Reaching the window Bobby wriggled his way through, taking note of the fact as he did so that the narrowness of an aperture he had had to enlarge to permit the passage of his own body, could hardly have been enough for the broad-shouldered Sir Walter to get through. Once inside he dropped softly to the floor. Ford and the two constables followed. They were now in a small room, used generally for the showing of pictures considered to be of minor interest and probably on their way to the basement storage cellars. From it, there was access to the great sculpture hall directly under the central cupola. Towards this they made their way, treading softly through the huge and empty silences of these vast corridors and galleries.
Bobby led the way. Behind him came the others, looking doubtfully around, uneasily indeed, as they came to this great and famous hall where statues glimmered palely in the gloom, leaping to sudden life when the searching ray from Ford’s la
mp fell upon them and then disappearing again into the prevailing darkness as the lamp’s rays swept on.
“They might all be watching,” the first constable said below his breath, whispered indeed.
“Something moved—there,” his companion murmured, and he pointed towards one marble figure to which the alternating shades of light and shadow had seemed to give a semblance of movement.
“Rats,” Ford muttered uneasily. “Near the river.”

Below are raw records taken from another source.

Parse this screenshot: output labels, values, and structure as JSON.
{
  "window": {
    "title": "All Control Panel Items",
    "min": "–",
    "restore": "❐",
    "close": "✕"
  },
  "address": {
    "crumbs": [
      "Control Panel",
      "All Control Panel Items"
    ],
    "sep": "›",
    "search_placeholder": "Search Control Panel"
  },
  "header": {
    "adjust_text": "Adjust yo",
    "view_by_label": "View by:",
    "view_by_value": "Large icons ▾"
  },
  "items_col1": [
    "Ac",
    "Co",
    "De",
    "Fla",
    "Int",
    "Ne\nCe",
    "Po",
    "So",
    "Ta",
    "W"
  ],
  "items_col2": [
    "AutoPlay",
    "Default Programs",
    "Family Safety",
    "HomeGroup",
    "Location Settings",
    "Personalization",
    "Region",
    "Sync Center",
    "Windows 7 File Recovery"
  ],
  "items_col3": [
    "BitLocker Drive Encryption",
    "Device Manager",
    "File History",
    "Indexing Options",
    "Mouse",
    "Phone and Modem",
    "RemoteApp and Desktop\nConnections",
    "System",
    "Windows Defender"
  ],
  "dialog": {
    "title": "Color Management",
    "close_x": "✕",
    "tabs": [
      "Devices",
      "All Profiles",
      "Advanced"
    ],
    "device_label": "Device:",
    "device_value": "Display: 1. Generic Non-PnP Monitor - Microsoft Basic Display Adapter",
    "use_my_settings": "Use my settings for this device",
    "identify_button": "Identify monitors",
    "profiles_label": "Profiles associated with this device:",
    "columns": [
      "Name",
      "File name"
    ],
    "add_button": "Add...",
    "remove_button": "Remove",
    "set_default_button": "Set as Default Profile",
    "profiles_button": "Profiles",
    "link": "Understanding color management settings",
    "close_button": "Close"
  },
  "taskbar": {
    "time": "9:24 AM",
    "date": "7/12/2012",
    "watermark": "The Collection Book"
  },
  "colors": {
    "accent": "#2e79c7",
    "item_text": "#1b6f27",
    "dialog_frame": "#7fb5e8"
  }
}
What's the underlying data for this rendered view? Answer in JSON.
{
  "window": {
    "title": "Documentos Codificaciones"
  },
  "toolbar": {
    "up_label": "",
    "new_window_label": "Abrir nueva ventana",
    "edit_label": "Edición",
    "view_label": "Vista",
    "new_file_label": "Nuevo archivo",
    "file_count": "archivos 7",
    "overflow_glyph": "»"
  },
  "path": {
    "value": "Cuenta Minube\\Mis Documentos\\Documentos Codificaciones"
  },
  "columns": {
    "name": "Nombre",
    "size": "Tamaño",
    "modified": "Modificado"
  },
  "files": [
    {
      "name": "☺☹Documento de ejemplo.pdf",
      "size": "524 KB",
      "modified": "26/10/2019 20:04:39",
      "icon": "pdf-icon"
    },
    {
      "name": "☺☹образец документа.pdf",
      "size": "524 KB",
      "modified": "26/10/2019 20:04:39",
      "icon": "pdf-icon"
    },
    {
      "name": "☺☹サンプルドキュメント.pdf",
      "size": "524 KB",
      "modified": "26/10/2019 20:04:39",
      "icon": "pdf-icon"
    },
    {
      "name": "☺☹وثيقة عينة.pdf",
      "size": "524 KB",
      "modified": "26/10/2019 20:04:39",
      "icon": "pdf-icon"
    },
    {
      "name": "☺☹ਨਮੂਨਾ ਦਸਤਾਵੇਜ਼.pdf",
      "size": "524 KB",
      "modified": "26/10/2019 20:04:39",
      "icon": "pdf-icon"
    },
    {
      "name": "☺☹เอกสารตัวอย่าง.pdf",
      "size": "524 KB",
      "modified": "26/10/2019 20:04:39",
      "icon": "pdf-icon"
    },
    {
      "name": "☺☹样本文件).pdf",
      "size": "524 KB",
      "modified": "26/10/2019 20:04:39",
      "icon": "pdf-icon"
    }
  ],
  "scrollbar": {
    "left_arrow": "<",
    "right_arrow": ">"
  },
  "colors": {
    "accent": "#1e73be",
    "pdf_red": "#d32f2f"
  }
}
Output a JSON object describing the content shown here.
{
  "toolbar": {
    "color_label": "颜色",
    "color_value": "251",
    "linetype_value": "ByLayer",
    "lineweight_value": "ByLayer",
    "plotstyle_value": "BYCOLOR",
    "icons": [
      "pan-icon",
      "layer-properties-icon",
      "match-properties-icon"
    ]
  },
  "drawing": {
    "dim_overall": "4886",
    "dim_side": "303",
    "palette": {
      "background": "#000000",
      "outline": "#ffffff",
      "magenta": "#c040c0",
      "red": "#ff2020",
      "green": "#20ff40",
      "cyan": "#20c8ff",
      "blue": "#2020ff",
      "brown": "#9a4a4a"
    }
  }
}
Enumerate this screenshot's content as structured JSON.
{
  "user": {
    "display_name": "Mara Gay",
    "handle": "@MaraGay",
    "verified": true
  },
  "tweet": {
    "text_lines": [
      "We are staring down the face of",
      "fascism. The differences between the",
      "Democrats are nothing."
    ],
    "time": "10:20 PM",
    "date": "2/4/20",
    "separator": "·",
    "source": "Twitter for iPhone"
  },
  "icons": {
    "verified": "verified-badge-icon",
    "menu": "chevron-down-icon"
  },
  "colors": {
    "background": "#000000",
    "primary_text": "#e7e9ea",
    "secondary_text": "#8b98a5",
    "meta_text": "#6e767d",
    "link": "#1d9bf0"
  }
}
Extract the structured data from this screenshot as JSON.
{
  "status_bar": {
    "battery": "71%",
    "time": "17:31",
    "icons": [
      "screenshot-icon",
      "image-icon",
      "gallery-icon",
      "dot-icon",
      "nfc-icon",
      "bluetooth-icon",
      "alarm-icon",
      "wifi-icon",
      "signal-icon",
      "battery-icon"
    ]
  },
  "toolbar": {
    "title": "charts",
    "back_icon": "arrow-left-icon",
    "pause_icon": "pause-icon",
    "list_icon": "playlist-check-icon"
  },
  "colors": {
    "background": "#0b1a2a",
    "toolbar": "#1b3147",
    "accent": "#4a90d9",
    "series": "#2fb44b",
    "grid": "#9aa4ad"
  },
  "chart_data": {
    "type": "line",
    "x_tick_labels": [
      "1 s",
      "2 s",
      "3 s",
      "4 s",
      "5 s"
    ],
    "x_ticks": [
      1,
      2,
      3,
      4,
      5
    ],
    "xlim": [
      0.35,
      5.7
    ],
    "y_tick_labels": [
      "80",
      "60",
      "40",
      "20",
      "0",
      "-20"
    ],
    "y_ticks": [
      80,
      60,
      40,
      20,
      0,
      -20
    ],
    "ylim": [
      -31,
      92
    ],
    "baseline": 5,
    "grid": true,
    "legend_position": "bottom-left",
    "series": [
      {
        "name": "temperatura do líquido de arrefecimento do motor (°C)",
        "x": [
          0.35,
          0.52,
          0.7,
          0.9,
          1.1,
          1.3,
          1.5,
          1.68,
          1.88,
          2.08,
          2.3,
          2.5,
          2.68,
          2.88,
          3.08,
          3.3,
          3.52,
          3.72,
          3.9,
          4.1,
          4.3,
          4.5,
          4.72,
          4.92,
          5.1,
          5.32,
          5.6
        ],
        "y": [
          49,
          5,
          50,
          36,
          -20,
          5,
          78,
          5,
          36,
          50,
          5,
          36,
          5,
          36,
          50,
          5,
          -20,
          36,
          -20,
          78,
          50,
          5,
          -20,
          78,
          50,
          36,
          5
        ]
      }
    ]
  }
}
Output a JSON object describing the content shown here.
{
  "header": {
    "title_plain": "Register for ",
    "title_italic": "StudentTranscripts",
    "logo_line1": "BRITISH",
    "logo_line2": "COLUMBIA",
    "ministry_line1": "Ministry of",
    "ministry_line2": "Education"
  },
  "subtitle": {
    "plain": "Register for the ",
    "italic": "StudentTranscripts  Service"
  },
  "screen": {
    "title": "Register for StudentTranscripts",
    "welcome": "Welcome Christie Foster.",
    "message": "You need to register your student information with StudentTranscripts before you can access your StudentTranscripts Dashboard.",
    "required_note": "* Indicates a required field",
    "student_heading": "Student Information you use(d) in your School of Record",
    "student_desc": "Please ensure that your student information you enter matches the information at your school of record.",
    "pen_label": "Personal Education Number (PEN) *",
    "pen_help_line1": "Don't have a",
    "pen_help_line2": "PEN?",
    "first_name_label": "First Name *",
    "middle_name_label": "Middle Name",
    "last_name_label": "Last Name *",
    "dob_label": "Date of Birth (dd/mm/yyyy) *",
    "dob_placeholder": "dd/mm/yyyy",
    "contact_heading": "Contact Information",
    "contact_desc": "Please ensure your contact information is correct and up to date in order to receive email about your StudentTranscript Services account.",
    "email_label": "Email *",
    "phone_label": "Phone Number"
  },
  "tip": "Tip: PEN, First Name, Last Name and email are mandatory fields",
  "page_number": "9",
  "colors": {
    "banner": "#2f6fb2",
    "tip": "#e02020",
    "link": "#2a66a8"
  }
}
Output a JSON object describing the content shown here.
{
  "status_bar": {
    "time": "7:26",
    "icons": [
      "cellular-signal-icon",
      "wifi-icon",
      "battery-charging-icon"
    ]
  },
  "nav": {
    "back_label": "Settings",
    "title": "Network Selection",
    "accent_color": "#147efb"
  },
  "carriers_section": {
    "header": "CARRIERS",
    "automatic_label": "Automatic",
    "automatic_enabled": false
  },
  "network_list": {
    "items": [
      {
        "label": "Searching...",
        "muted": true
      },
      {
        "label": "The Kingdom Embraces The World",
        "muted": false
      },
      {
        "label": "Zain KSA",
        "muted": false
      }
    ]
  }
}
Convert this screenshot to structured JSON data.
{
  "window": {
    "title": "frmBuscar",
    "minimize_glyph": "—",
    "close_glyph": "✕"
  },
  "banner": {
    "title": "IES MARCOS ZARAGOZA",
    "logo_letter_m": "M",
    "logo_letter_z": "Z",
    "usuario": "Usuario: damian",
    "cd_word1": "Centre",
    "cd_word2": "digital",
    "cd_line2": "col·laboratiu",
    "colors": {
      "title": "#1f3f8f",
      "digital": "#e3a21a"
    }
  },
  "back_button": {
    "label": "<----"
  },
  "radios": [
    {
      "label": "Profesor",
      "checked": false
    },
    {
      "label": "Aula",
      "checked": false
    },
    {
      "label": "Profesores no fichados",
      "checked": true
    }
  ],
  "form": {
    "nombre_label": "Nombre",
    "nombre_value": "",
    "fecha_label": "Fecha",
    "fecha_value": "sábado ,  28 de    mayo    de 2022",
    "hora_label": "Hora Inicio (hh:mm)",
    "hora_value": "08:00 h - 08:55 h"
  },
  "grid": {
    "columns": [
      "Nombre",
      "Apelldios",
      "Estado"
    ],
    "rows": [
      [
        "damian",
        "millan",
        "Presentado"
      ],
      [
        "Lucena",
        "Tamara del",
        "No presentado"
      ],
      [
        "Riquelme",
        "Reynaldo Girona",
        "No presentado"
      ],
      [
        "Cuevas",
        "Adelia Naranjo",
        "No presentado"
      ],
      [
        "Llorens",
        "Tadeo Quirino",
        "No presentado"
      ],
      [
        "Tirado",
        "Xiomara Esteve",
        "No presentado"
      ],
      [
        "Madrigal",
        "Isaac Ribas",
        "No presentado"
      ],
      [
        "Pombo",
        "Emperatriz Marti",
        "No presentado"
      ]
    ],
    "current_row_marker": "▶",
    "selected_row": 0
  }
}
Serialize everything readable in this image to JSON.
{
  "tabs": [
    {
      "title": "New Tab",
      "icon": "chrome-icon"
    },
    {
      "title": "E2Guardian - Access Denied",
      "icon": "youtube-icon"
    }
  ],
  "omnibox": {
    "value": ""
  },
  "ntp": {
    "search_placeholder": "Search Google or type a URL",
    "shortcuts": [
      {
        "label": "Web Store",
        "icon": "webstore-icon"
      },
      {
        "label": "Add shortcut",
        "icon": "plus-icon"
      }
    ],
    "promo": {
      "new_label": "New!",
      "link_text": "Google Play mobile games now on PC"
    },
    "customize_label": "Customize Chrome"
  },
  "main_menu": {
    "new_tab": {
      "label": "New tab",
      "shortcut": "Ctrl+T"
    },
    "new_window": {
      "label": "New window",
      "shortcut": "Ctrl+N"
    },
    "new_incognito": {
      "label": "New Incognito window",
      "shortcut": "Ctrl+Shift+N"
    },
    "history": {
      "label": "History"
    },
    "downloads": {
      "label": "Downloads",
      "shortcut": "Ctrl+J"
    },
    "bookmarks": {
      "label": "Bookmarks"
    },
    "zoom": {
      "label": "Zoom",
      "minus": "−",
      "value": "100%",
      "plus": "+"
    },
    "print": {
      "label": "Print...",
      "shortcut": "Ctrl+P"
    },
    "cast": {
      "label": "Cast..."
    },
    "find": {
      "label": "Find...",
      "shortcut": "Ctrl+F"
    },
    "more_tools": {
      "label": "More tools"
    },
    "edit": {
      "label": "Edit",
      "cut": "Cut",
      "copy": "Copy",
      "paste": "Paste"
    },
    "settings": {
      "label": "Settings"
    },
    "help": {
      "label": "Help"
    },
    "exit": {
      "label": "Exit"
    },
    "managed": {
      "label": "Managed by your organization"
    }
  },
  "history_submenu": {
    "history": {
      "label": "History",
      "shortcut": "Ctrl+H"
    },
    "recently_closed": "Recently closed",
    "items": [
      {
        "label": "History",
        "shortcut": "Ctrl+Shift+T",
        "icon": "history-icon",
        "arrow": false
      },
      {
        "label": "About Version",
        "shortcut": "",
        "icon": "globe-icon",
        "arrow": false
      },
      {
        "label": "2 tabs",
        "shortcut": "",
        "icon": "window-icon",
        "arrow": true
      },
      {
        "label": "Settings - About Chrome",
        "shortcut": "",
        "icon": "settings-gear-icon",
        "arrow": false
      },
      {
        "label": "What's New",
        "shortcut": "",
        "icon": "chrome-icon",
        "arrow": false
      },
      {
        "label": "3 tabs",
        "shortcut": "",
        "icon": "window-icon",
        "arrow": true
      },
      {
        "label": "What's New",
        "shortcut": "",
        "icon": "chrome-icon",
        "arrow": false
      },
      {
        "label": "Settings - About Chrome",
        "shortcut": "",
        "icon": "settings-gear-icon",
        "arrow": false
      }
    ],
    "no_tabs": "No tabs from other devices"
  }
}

Bobby hushed them into silence. He stood listening intently for he, too, thought he had heard something. But the constable who had spoken first still watched that statue doubtfully, against his common-sense more than half expecting to see it descend from its pedestal and move towards them. A faint rustling became audible, hardly that, more a movement in the air than anything else, and from which direction it came none of them could tell for sound was not easily located in that great building, so full of the whispering wind and faint and distant echoes. But the questing rays from lamp and torch showed nothing save the statues still upon their pedestals and groups of figures frozen in their marble immobility.
Bobby beckoned to the two constables to follow him. To Ford he whispered to wait, sheltering behind the great group that has come down to us from antiquity of Ulysses straining against his bonds above two rowers pulling stolidly at their oars. It was not a suggestion Ford relished over much, for so lifelike was that straining, yearning figure, it seemed as if it might break loose at any moment.